Lawmakers from Zelensky’s party associated with Kolomoisky tried to block the bill’s passing, filing 16,000 amendments to it. The parliament was forced to change its procedures to pass the law.
Another parliamentary scandal came in August, the U.S. intelligence accused Ukrainian independent lawmaker Andrii Derkach of being Russia’s agent and attempting to interfere in the 2020 U.S. presidential election.
Constitutional crisis
A new round of political gridlock began in October when the Constitutional Court nearly killed Ukraine’s anti-corruption infrastructure.
It started on Oct. 27, when the Constitutional Court effectively destroyed Ukraine’s asset declaration system, a key part of the anti-corruption infrastructure. Several of the judges were investigated based on their declarations.
The Court has also deprived the National Agency for Preventing Corruption (NAPC) of most of its powers. As a result of the court’s decision, more than 100 corruption cases were closed.
Zelensky moved fast and suggested a bill that would fire all 15 judges of the Constitutional Court and roll back the detrimental ruling.
However, the bill went nowhere.
In December, the parliament reinstated the powers of the NAPC and brought back the online declaration system with substantially reduced fines for lying in an official’s declaration. There is no retrospective effect, meaning that all the existing investigations of officials suspected of hiding their assets are void.

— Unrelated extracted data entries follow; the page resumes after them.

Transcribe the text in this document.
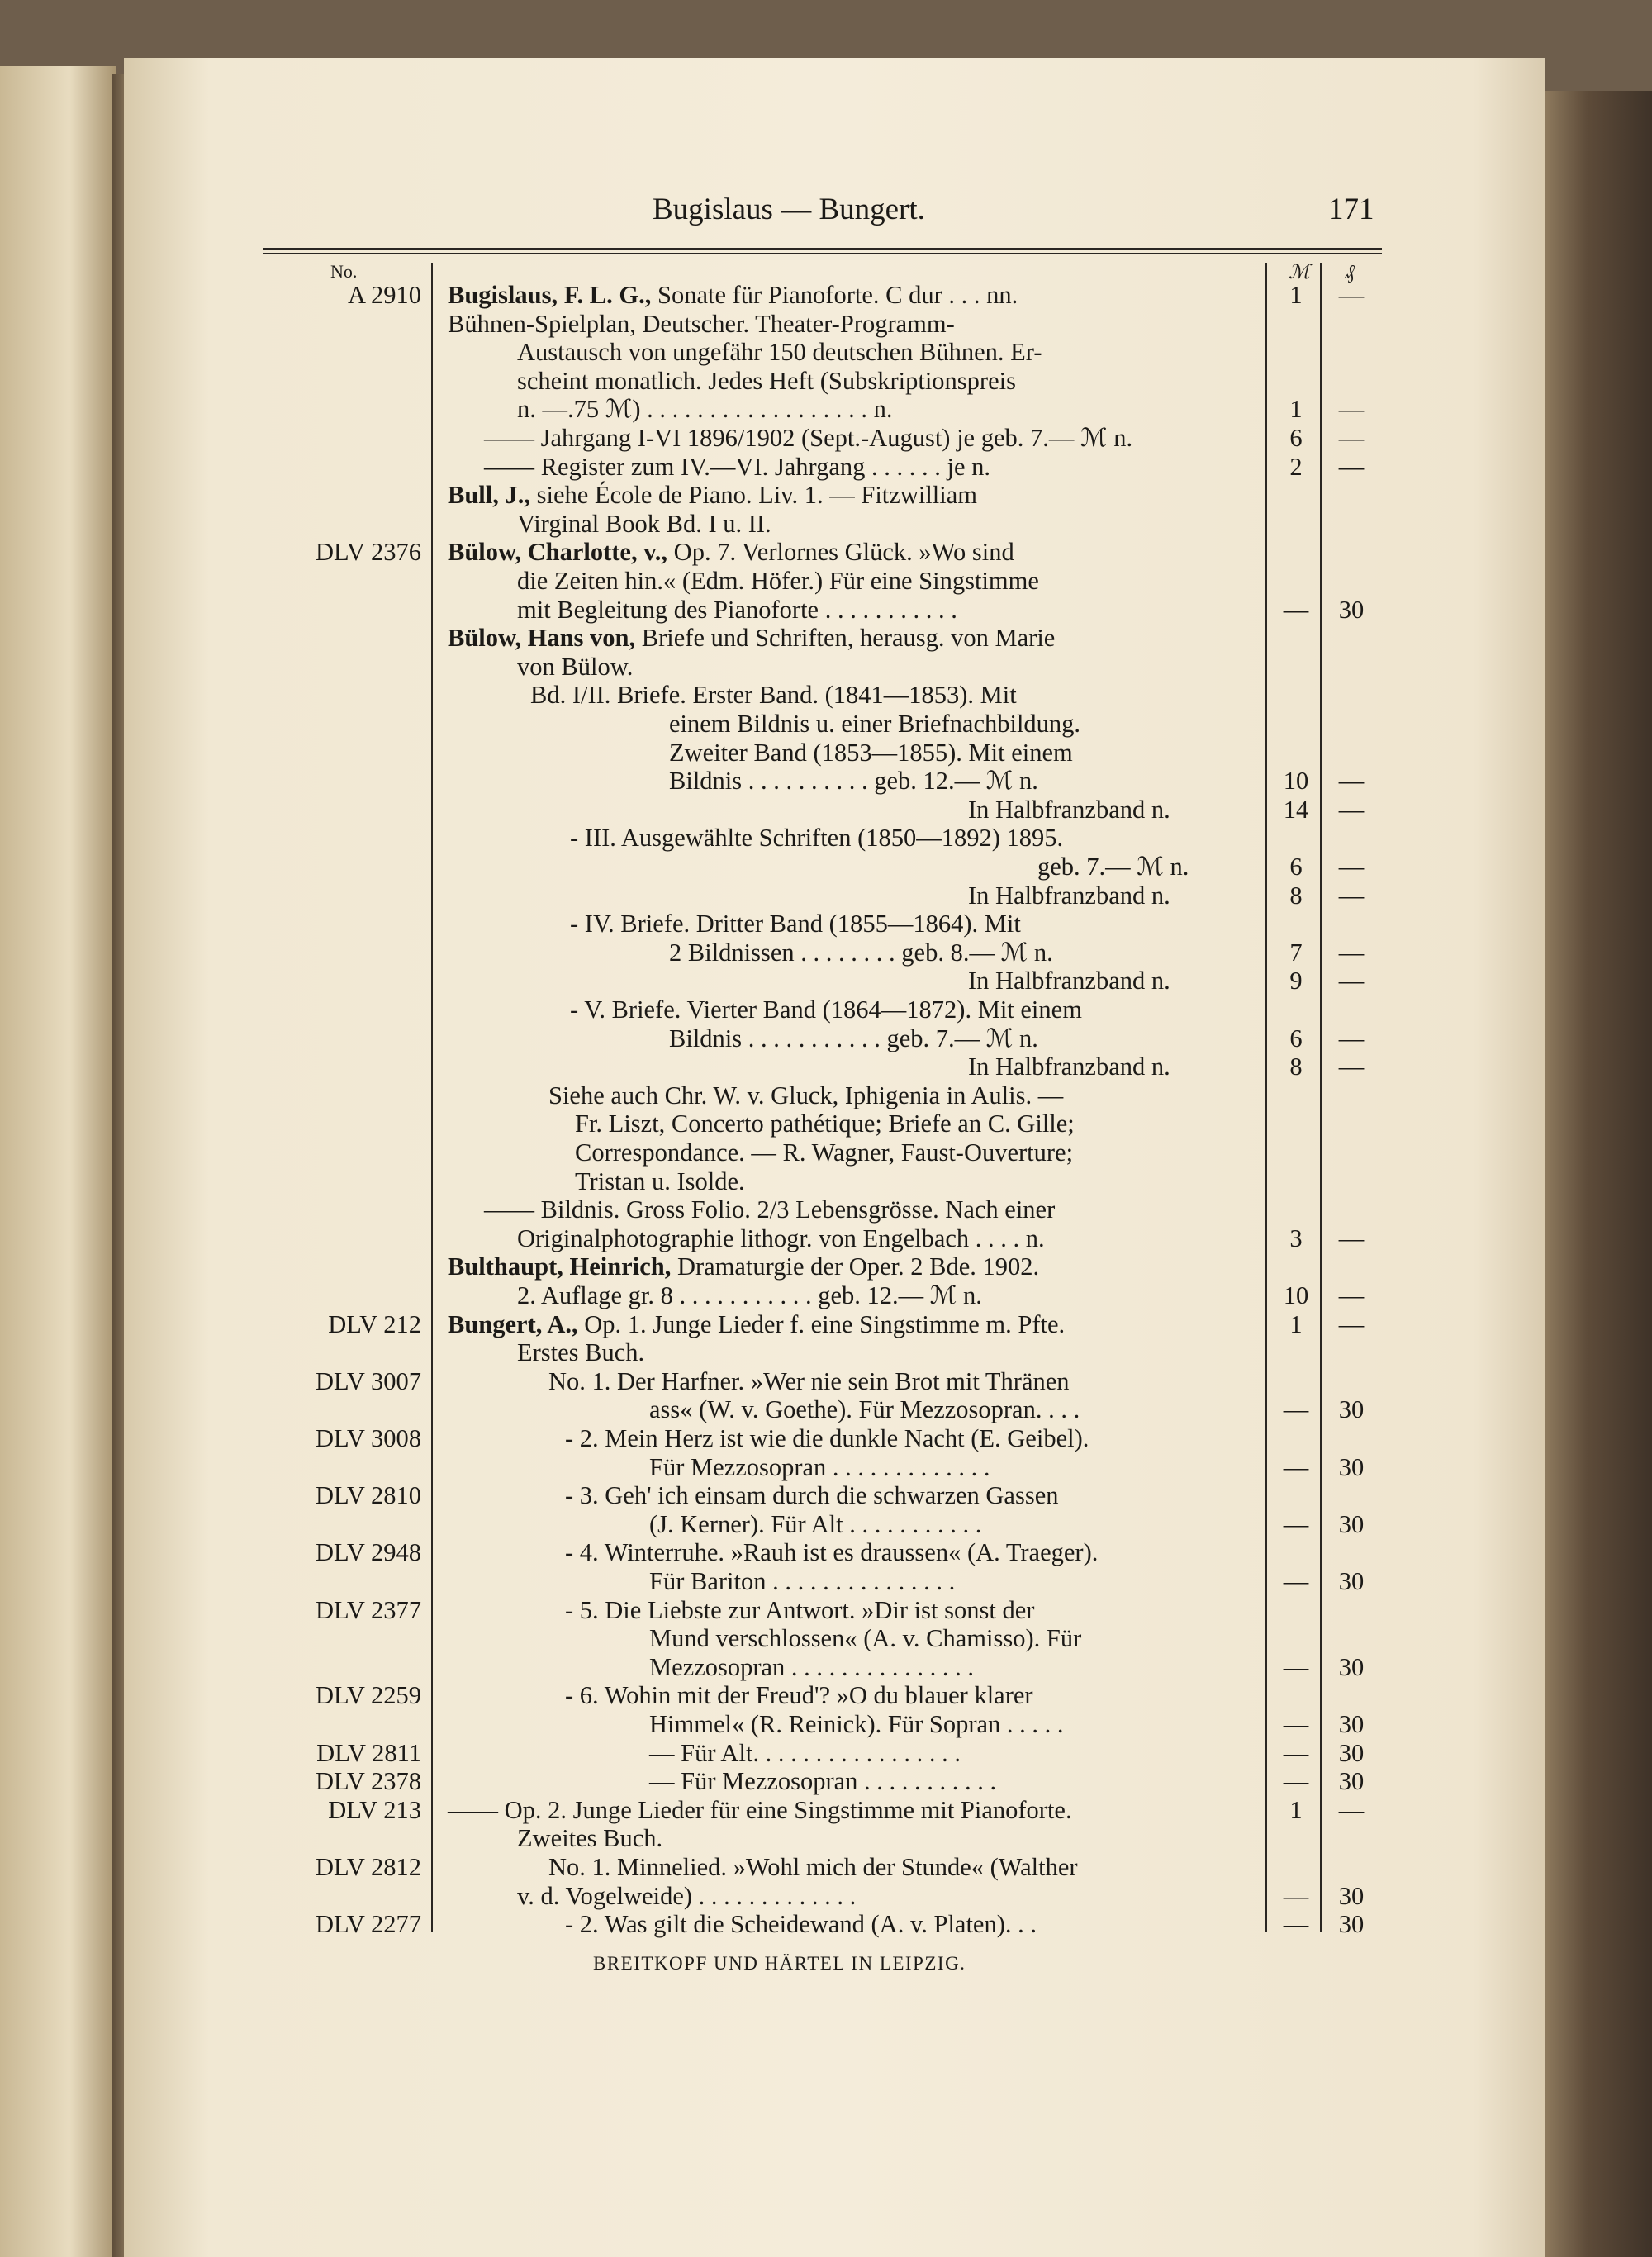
Bugislaus — Bungert.	171
No.	ℳ ₰
A 2910 Bugislaus, F. L. G., Sonate für Pianoforte. C dur . . . nn.	1	—
Bühnen-Spielplan, Deutscher. Theater-Programm-
Austausch von ungefähr 150 deutschen Bühnen. Er-
scheint monatlich. Jedes Heft (Subskriptionspreis
n. —.75 ℳ) . . . . . . . . . . . . . . . . . . n.	1	—
—— Jahrgang I-VI 1896/1902 (Sept.-August) je geb. 7.— ℳ n.	6	—
—— Register zum IV.—VI. Jahrgang . . . . . . je n.	2	—
Bull, J., siehe École de Piano. Liv. 1. — Fitzwilliam
Virginal Book Bd. I u. II.
DLV 2376 Bülow, Charlotte, v., Op. 7. Verlornes Glück. »Wo sind
die Zeiten hin.« (Edm. Höfer.) Für eine Singstimme
mit Begleitung des Pianoforte . . . . . . . . . . .	—	30
Bülow, Hans von, Briefe und Schriften, herausg. von Marie
von Bülow.
Bd. I/II. Briefe. Erster Band. (1841—1853). Mit
einem Bildnis u. einer Briefnachbildung.
Zweiter Band (1853—1855). Mit einem
Bildnis . . . . . . . . . . geb. 12.— ℳ n.	10	—
In Halbfranzband n.	14	—
- III. Ausgewählte Schriften (1850—1892) 1895.
geb. 7.— ℳ n.	6	—
In Halbfranzband n.	8	—
- IV. Briefe. Dritter Band (1855—1864). Mit
2 Bildnissen . . . . . . . . geb. 8.— ℳ n.	7	—
In Halbfranzband n.	9	—
- V. Briefe. Vierter Band (1864—1872). Mit einem
Bildnis . . . . . . . . . . . geb. 7.— ℳ n.	6	—
In Halbfranzband n.	8	—
Siehe auch Chr. W. v. Gluck, Iphigenia in Aulis. —
Fr. Liszt, Concerto pathétique; Briefe an C. Gille;
Correspondance. — R. Wagner, Faust-Ouverture;
Tristan u. Isolde.
—— Bildnis. Gross Folio. 2/3 Lebensgrösse. Nach einer
Originalphotographie lithogr. von Engelbach . . . . n.	3	—
Bulthaupt, Heinrich, Dramaturgie der Oper. 2 Bde. 1902.
2. Auflage gr. 8 . . . . . . . . . . . geb. 12.— ℳ n.	10	—
DLV 212 Bungert, A., Op. 1. Junge Lieder f. eine Singstimme m. Pfte.	1	—
Erstes Buch.
DLV 3007	No. 1. Der Harfner. »Wer nie sein Brot mit Thränen
ass« (W. v. Goethe). Für Mezzosopran. . . .	—	30
DLV 3008	- 2. Mein Herz ist wie die dunkle Nacht (E. Geibel).
Für Mezzosopran . . . . . . . . . . . . .	—	30
DLV 2810	- 3. Geh' ich einsam durch die schwarzen Gassen
(J. Kerner). Für Alt . . . . . . . . . . .	—	30
DLV 2948	- 4. Winterruhe. »Rauh ist es draussen« (A. Traeger).
Für Bariton . . . . . . . . . . . . . . .	—	30
DLV 2377	- 5. Die Liebste zur Antwort. »Dir ist sonst der
Mund verschlossen« (A. v. Chamisso). Für
Mezzosopran . . . . . . . . . . . . . . .	—	30
DLV 2259	- 6. Wohin mit der Freud'? »O du blauer klarer
Himmel« (R. Reinick). Für Sopran . . . . .	—	30
DLV 2811	— Für Alt. . . . . . . . . . . . . . . . .	—	30
DLV 2378	— Für Mezzosopran . . . . . . . . . . .	—	30
DLV 213 —— Op. 2. Junge Lieder für eine Singstimme mit Pianoforte.	1	—
Zweites Buch.
DLV 2812	No. 1. Minnelied. »Wohl mich der Stunde« (Walther
v. d. Vogelweide) . . . . . . . . . . . . .	—	30
DLV 2277	- 2. Was gilt die Scheidewand (A. v. Platen). . .	—	30
BREITKOPF UND HÄRTEL IN LEIPZIG.
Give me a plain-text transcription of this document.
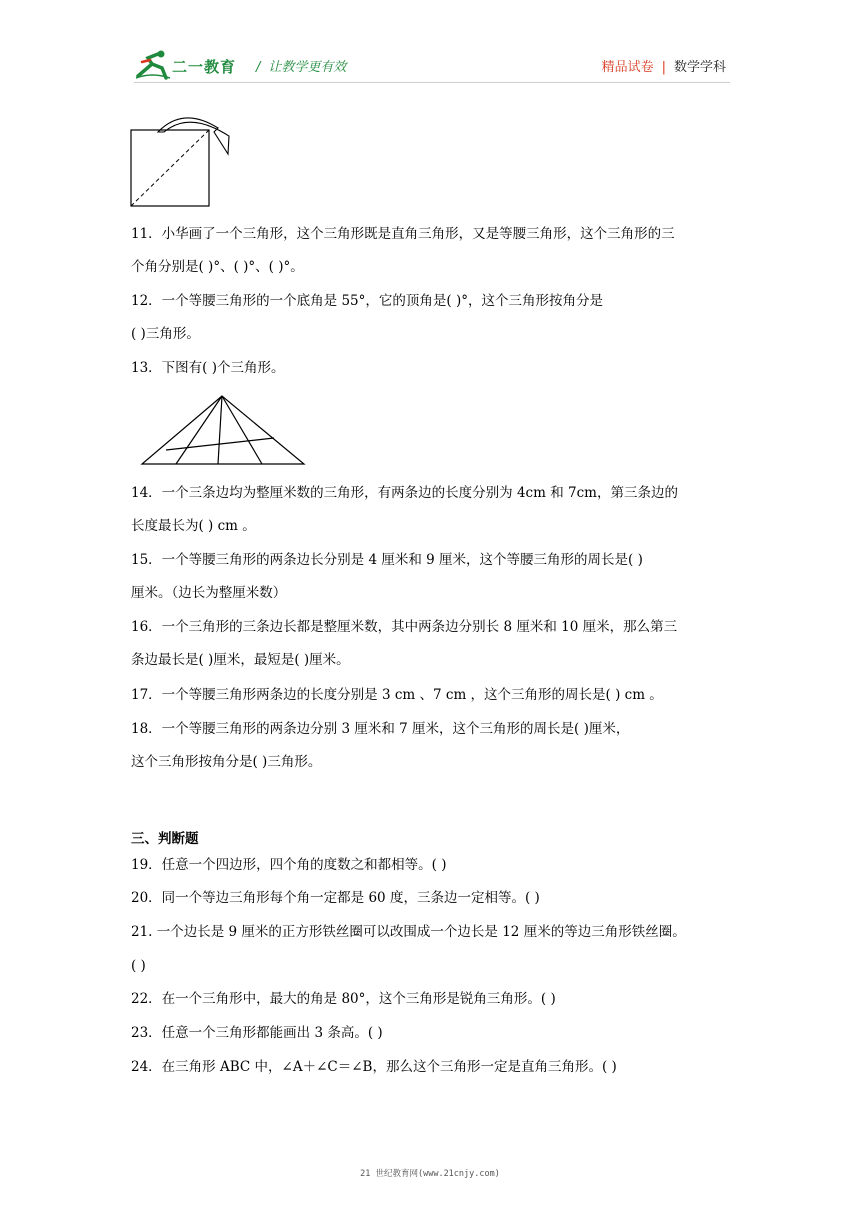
二一教育 / 让教学更有效	精品试卷 | 数学学科
11．小华画了一个三角形，这个三角形既是直角三角形，又是等腰三角形，这个三角形的三
个角分别是( )°、( )°、( )°。
12．一个等腰三角形的一个底角是 55°，它的顶角是( )°，这个三角形按角分是
( )三角形。
13．下图有( )个三角形。
14．一个三条边均为整厘米数的三角形，有两条边的长度分别为 4cm 和 7cm，第三条边的
长度最长为( ) cm 。
15．一个等腰三角形的两条边长分别是 4 厘米和 9 厘米，这个等腰三角形的周长是( )
厘米。（边长为整厘米数）
16．一个三角形的三条边长都是整厘米数，其中两条边分别长 8 厘米和 10 厘米，那么第三
条边最长是( )厘米，最短是( )厘米。
17．一个等腰三角形两条边的长度分别是 3 cm 、7 cm ，这个三角形的周长是( ) cm 。
18．一个等腰三角形的两条边分别 3 厘米和 7 厘米，这个三角形的周长是( )厘米，
这个三角形按角分是( )三角形。
三、判断题
19．任意一个四边形，四个角的度数之和都相等。( )
20．同一个等边三角形每个角一定都是 60 度，三条边一定相等。( )
21. 一个边长是 9 厘米的正方形铁丝圈可以改围成一个边长是 12 厘米的等边三角形铁丝圈。
( )
22．在一个三角形中，最大的角是 80°，这个三角形是锐角三角形。( )
23．任意一个三角形都能画出 3 条高。( )
24．在三角形 ABC 中，∠A＋∠C＝∠B，那么这个三角形一定是直角三角形。( )
21 世纪教育网(www.21cnjy.com)
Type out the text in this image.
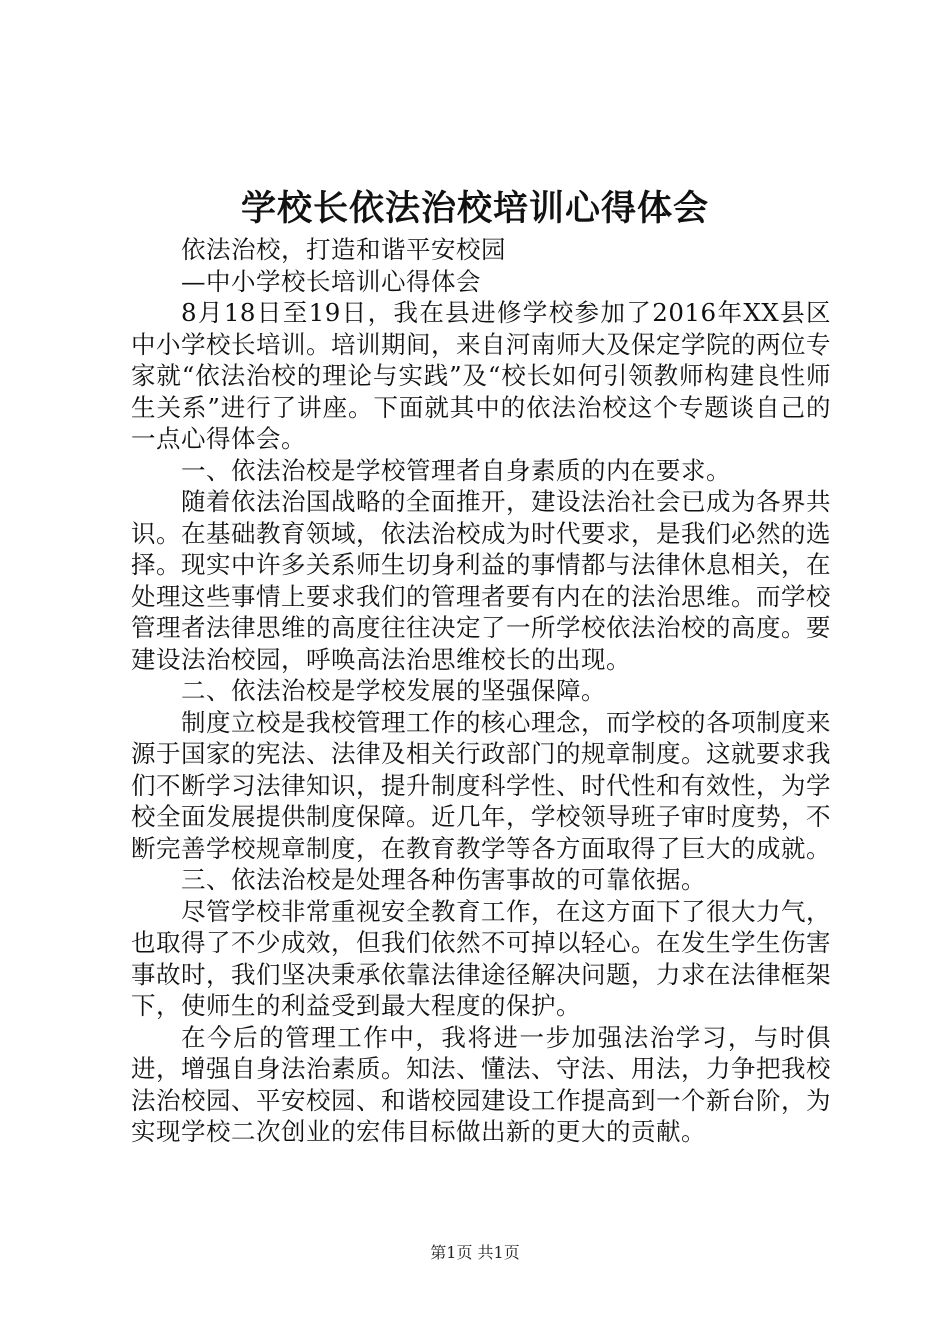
学校长依法治校培训心得体会

依法治校，打造和谐平安校园

—中小学校长培训心得体会

8月18日至19日，我在县进修学校参加了2016年XX县区中小学校长培训。培训期间，来自河南师大及保定学院的两位专家就“依法治校的理论与实践”及“校长如何引领教师构建良性师生关系”进行了讲座。下面就其中的依法治校这个专题谈自己的一点心得体会。

一、依法治校是学校管理者自身素质的内在要求。

随着依法治国战略的全面推开，建设法治社会已成为各界共识。在基础教育领域，依法治校成为时代要求，是我们必然的选择。现实中许多关系师生切身利益的事情都与法律休息相关，在处理这些事情上要求我们的管理者要有内在的法治思维。而学校管理者法律思维的高度往往决定了一所学校依法治校的高度。要建设法治校园，呼唤高法治思维校长的出现。

二、依法治校是学校发展的坚强保障。

制度立校是我校管理工作的核心理念，而学校的各项制度来源于国家的宪法、法律及相关行政部门的规章制度。这就要求我们不断学习法律知识，提升制度科学性、时代性和有效性，为学校全面发展提供制度保障。近几年，学校领导班子审时度势，不断完善学校规章制度，在教育教学等各方面取得了巨大的成就。

三、依法治校是处理各种伤害事故的可靠依据。

尽管学校非常重视安全教育工作，在这方面下了很大力气，也取得了不少成效，但我们依然不可掉以轻心。在发生学生伤害事故时，我们坚决秉承依靠法律途径解决问题，力求在法律框架下，使师生的利益受到最大程度的保护。

在今后的管理工作中，我将进一步加强法治学习，与时俱进，增强自身法治素质。知法、懂法、守法、用法，力争把我校法治校园、平安校园、和谐校园建设工作提高到一个新台阶，为实现学校二次创业的宏伟目标做出新的更大的贡献。

第1页 共1页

As of the end of the year, the crisis remains unresolved. The Court is still a threat: It is considering canceling Ukraine’s land market and killing the Deposit Guarantee Fund. If they succeed, it can put Ukraine on the brink of default.
Electoral defeat
The batched response to COVID-19, political scandals and lack of concrete progress in any direction cost Zelensky’s party at the ballot. His Servant of the People party couldn’t win any major city in the Oct. 25 local elections.
The party had won the most seats in regional councils yet came only third in Ukraine’s biggest cities — Kyiv, Kharkiv, Odesa and Dnipro. In Lviv, the party didn’t get into the city council at all.
Read More: Winners & losers of Ukraine’s Oct. 25 local elections
The weak showing was anticipated. Zelensky had picked up fights with popular mayors since he took office in 2019, and couldn’t recruit strong candidates to take them down at the ballot.
As a result, all the mayors that have been opposing the president were re-elected in October.